Freelance writer Bill Stamets reports:Films set in Afghanistan, Iran and Iraq won key prizes Friday night at the 49th Chicago International Film Festival.

Among the 31 awards announced at the W Chicago-City Center Hotel in the Loop, the top prize went to “My Sweet Pepper Land,” a Kurdish Western directed by Hiner Saleem. The jury for the International Feature Film Competition bestowed its Gold Hugo for best film on this Iraqi-French-German co-production about iconic frontier justice.

Michael Kutza, founder and artistic director of the annual festival, gave his personal Founder’s Award to “A Thousand Times Good Night,” directed by Erik Poppe. French actress Juliette Binoche plays a photojournalist covering female suicide bombers in Kabul.

Iran is the locale for “Trucker and The Fox,” winner of the Gold Hugo in the Docufest Competition. Director Arash Lahooti portrays an amateur auteur fixated on casting a fox and other critters in videos he enters in local film festivals. The Docufest jury also gave a Special Mention to “Mothers,” Xu Huijing’s poignant report on a northern Chinese village enforcing a state quota of female sterilizations.

Second-place awards from the International jury include a Silver Hugo Special Jury Prize for the “The Verdict,” a Belgian thriller about contradictions in legal logic.

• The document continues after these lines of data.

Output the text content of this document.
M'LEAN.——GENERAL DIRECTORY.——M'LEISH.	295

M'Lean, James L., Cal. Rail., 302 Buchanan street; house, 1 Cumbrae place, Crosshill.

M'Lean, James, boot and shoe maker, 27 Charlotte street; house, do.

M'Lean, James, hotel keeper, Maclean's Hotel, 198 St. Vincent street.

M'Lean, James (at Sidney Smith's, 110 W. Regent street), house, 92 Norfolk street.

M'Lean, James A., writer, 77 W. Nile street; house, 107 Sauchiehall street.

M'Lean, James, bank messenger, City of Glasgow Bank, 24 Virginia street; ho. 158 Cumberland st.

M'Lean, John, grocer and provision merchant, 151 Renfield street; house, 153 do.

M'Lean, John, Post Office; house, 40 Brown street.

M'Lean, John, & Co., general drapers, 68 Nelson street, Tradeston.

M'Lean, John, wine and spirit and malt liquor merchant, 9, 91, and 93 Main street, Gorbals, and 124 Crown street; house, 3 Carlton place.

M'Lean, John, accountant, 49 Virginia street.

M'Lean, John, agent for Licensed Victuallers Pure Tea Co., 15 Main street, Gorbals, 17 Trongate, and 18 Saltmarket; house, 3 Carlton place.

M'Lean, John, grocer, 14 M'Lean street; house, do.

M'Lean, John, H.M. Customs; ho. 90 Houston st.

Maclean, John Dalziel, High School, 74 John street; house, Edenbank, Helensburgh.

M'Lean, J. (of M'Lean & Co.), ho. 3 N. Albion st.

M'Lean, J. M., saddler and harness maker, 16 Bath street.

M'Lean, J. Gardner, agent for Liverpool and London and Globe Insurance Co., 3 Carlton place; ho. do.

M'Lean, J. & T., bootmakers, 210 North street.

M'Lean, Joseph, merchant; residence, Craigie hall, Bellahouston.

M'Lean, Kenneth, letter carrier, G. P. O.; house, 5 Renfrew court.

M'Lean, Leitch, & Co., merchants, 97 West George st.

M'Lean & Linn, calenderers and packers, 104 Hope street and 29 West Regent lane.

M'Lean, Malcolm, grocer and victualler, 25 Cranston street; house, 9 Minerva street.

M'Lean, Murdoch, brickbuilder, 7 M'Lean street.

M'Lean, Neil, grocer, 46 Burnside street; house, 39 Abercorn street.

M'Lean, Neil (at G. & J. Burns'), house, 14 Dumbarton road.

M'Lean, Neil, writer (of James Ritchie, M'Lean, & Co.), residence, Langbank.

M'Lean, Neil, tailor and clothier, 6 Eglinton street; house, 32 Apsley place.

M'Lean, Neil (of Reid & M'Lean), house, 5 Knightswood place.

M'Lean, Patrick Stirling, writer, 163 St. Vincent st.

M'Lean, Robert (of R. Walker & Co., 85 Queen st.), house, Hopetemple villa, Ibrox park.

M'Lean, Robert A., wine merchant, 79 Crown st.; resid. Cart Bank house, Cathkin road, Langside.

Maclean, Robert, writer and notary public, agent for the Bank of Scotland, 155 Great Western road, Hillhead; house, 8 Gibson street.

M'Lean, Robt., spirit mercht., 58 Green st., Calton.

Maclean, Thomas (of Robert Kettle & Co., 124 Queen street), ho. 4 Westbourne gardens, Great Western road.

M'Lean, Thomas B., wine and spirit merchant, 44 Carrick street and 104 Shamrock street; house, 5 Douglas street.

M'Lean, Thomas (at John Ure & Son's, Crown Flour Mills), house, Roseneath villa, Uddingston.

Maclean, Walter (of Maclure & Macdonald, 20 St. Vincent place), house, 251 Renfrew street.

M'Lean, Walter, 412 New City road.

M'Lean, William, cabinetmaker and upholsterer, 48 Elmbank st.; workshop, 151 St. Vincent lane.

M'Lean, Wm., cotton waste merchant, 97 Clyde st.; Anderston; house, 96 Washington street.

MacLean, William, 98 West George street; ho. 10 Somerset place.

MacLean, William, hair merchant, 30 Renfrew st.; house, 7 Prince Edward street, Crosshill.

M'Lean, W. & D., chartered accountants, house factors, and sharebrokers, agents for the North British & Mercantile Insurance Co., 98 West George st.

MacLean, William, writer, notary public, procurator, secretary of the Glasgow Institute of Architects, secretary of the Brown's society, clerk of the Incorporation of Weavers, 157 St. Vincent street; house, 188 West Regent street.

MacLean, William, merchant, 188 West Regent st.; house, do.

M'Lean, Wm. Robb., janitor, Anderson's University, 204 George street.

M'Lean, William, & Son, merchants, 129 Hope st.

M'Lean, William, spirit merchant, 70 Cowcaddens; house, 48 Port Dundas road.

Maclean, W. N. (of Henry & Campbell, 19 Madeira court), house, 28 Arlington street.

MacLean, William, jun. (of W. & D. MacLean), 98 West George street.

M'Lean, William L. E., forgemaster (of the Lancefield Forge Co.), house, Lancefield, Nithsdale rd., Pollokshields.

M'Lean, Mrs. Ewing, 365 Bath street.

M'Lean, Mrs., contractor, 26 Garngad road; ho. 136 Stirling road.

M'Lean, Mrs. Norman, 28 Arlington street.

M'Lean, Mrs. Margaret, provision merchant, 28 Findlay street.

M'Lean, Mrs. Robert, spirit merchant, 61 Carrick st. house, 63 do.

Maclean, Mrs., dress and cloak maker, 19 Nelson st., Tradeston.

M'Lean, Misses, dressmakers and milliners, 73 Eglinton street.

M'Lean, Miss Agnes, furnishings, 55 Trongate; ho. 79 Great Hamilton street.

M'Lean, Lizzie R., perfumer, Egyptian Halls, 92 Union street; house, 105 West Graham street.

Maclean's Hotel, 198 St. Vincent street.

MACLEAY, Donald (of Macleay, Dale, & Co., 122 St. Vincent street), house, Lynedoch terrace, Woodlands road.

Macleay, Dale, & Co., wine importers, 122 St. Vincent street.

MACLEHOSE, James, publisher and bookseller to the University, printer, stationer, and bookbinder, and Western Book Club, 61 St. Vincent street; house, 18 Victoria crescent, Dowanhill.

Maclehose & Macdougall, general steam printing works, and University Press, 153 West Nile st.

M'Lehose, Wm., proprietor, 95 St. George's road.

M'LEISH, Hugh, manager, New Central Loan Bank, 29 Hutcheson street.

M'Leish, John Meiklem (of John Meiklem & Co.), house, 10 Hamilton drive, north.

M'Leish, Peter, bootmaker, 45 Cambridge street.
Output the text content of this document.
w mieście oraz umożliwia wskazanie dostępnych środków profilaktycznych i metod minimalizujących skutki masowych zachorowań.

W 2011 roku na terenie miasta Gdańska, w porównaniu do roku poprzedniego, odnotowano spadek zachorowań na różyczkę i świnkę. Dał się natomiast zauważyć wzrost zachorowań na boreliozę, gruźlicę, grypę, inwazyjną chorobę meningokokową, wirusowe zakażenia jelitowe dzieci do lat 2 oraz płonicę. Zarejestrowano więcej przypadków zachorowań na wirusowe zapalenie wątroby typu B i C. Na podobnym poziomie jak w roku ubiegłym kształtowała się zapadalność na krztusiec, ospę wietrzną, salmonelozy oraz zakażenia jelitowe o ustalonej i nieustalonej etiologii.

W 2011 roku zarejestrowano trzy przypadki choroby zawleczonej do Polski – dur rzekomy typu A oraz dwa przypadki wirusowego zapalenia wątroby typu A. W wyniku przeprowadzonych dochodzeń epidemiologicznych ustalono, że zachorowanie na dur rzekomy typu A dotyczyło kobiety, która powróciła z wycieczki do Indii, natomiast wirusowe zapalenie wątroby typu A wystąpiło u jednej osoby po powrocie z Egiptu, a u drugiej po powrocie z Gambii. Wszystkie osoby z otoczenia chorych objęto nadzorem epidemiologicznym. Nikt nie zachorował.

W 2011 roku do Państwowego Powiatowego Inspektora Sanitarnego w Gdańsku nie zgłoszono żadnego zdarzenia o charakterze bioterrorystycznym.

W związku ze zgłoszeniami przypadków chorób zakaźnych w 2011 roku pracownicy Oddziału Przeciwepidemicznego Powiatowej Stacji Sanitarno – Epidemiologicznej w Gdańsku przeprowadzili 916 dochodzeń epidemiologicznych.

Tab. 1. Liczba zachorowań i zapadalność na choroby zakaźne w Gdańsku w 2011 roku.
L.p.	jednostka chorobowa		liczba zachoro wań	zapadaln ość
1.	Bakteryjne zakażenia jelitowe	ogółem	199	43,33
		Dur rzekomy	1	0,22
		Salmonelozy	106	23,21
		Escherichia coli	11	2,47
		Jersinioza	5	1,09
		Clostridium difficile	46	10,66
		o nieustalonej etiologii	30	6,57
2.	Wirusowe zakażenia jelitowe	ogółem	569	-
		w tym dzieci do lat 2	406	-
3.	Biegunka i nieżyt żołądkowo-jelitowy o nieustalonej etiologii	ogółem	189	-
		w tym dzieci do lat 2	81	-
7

French director Jerome Bonnell won a Silver Hugo for Best Director for his “Just a Sigh.”

For his role as the famed Solidarity leader, Robert Wieckiewicz earned a Silver Hugo for Best Actor in “Walesa: Man of Hope,” directed by Polish director Andrzej Wajda. Nadeshda Brennicke accepted a Silver Hugo for Best Actress for her turn in the German film “Banklady.”

The New Directors Competition highlights “first and second feature films receiving their U.S. premiere in Chicago.” This jury voted a Gold Hugo for “La Jaula De Oro” from Mexico by director Diego Quemada-Díez. The Silver Hugo went to “Life Feels Good” from Poland. The jury for the After Dark Competition, focusing on the horror genre, picked the American film “Cheap Thrills” for its Gold Hugo.

Winners in the Short Film and Student Film competitions came from Brazil, Denmark, France, Germany, Iceland, Israel, Kenya, Spain, Switzerland, U.K. and the School of the Art Institute of Chicago.

The festival continues through Thursday at the AMC River East 21.